1. Check the sender of the email.
  2. Check URL of the link you need to click.

Attackers are being forced to become sneakier and more sophisticated as information security, #infosec, awareness grow. Companies are forced to strengthen their networks to combat the ever-changing infosec landscape. Sometimes you may have all the necessary checks in place to keep your company secure but all it takes is one click to compromise your network.

It is a well-known fact that the weakest link in any security system are people. It could range from a number of things such as uneducated users, social engineering or maybe even a simple mistake. We have found that when you teach your people how to identify and assess the risks, you are one step closer to maintain your security and privacy.

What is a phishing attack?

Email is one of the platforms most commonly used by all people today. Whether you like it or not, it will be leveraged and exploited to gain access to the network.

A phishing attack does exactly this. A well-designed email that entices the user to click a link which then may launch an attack immediately or request user details to complete the attack.  I just received one such mail today, and whilst not totally convincing it does have some merit.

The link to “Listen to Voice Content” is very appealing. What could it be, who was calling me, maybe it’s a sale, maybe I won something, I must click and listen.  I can even see that there is a ‘customer service’ link and alongside a Microsoft and Office 365 logo.

This has to be legit, right?

After clicking the link, you would be redirected to a site that tries a number of browser exploits to gain further access to your machine. You may be requested to log in using company credentials which will then immediately be used to hack your account, lock you out of the system or gain wider access to your companies sensitive files.

The solution.

So how does one spot the phishing attack you may ask, as it is the title of this blog.

Step 1. Review the sender.

If the sender is unknown or not someone you know, that’s a dead giveaway.

In this case, a masked email which has nothing to do with

Step 2. Hover over the links and review the URL you are being directed too.

In this case, this URL doesn’t match the sender or anything Microsoft or Office 365. This is a dead giveaway of its legitimacy.

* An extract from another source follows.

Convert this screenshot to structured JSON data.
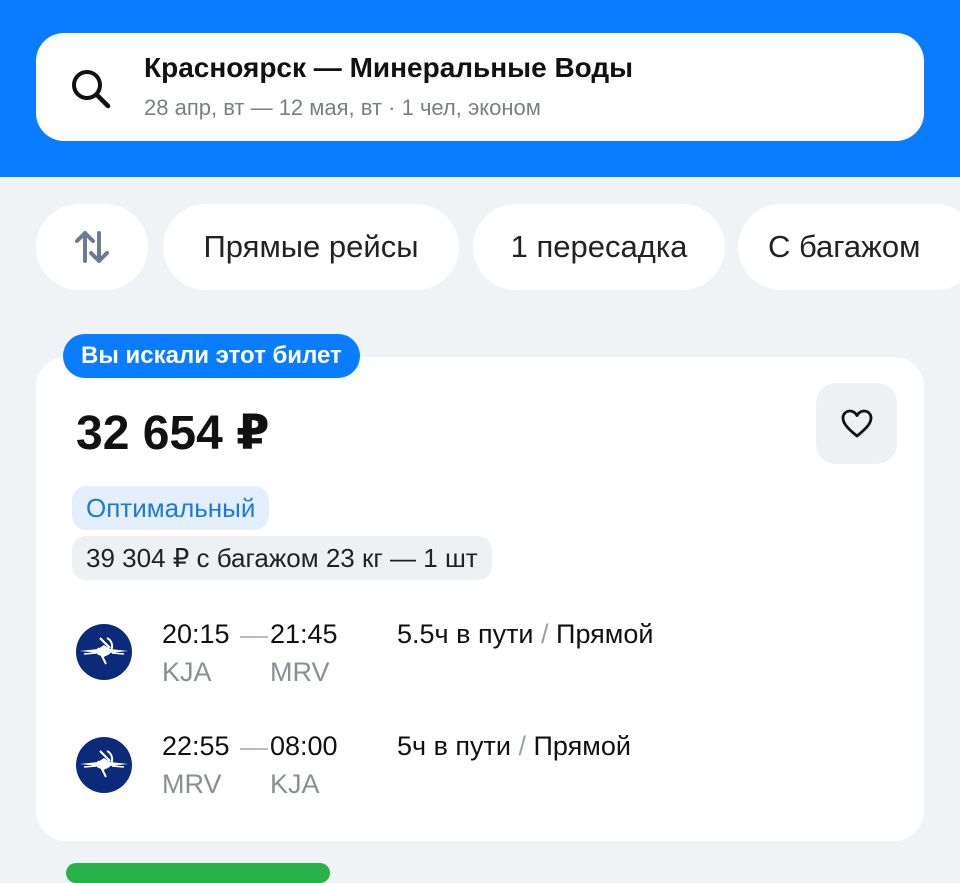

The best course of action is to simply delete the email. There is no voicemail, just an attacker waiting to steal your data and infiltrate your company network to monetize it via ransomware or data breach cash days.

There you have it, a quick and easy way to spot a phishing attack email. While this may seem like trivial information and everyone should know this, you should never assume this when it comes to your security. You would much rather be safe than sorry. The last thing you would want to do is pay $5000+ to get your files back.